Тед достал из кармана ключ и открыл дверь, и вслед за ним и Артуром я прошел через загроможденную вещами лавку к узенькой деревянной лесенке, которая круто уходила вверх, в темноту. Чуть ли не каждая ступенька была выщерблена посередине, и в образовавшееся углубление удобно входила нога.
Звук наших шагов отдавался внизу под лестницей, в затянутой паутиной пустоте, и ответное эхо заставляло меня ускорять шаг, чтобы скорей добраться туда, где были люди и свет.
Дойдя до верха, Тед приоткрыл какую-то дверь и выпустил наружу волну таившегося за ней тепла, которое сразу же окутало нас, словно взяло под защиту. Стало ясно, что там, за дверью, нас ждут покой и уют, и мы с приятным чувством переступили порог комнаты.

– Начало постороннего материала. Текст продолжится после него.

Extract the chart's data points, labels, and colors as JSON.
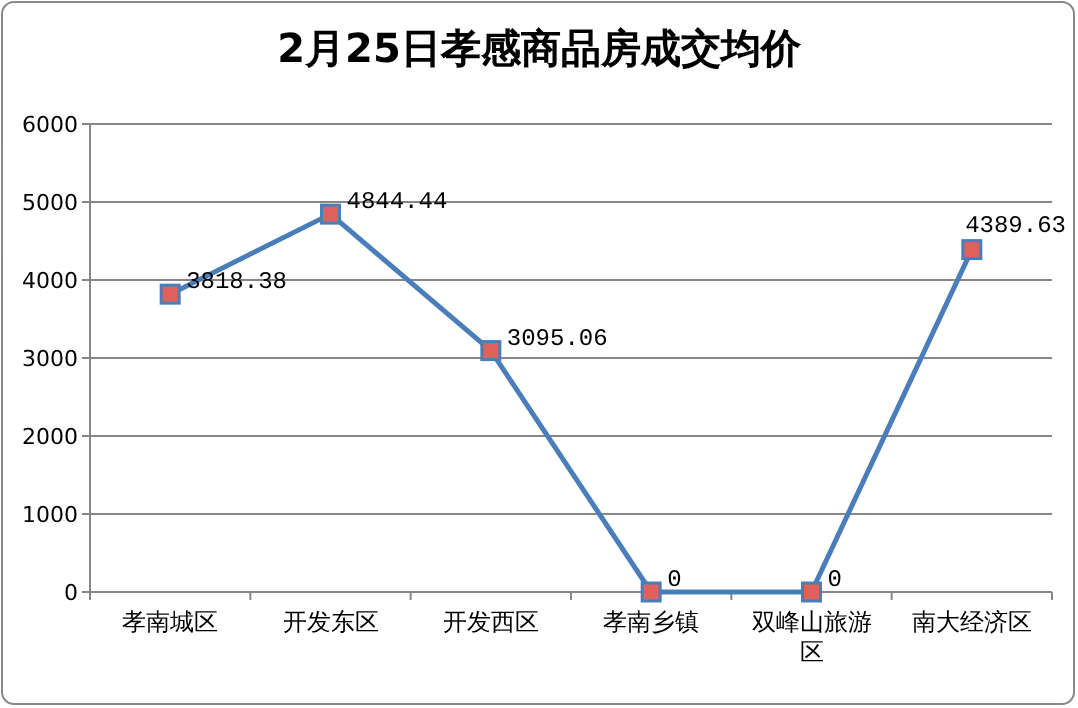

У пылающего камина сидели в ветхих креслах два старичка. Когда мы вошли в комнату, они повернули головы в нашу сторону, - причем один смотрел на нас опустив голову, поверх очков в стальной оправе, другой же наоборот, задрал голову кверху, чтобы лучше разглядеть нас через спадавшие с носа очки.
Они встали и, роняя газеты на засыпанный золой и углем пол, двинулись нам навстречу.
Старший из них - его звали Билл - сильно сутулился, движения у него были резкие, походка быстрая и решительная. Он производил впечатление человека, в котором не остыл еще пыл молодости.
Брат его, Джек, напротив, двигался по комнате медленно и размеренно, казалось, что, прежде чем что-либо сделать, ему надо постоять и подумать. Обменявшись со мной рукопожатием, он застыл в раздумий, смотря на огонь, и вдруг, словно его озарило, произнес:
- Да... чашку чая... Конечно же! Мы все сейчас попьем чайку.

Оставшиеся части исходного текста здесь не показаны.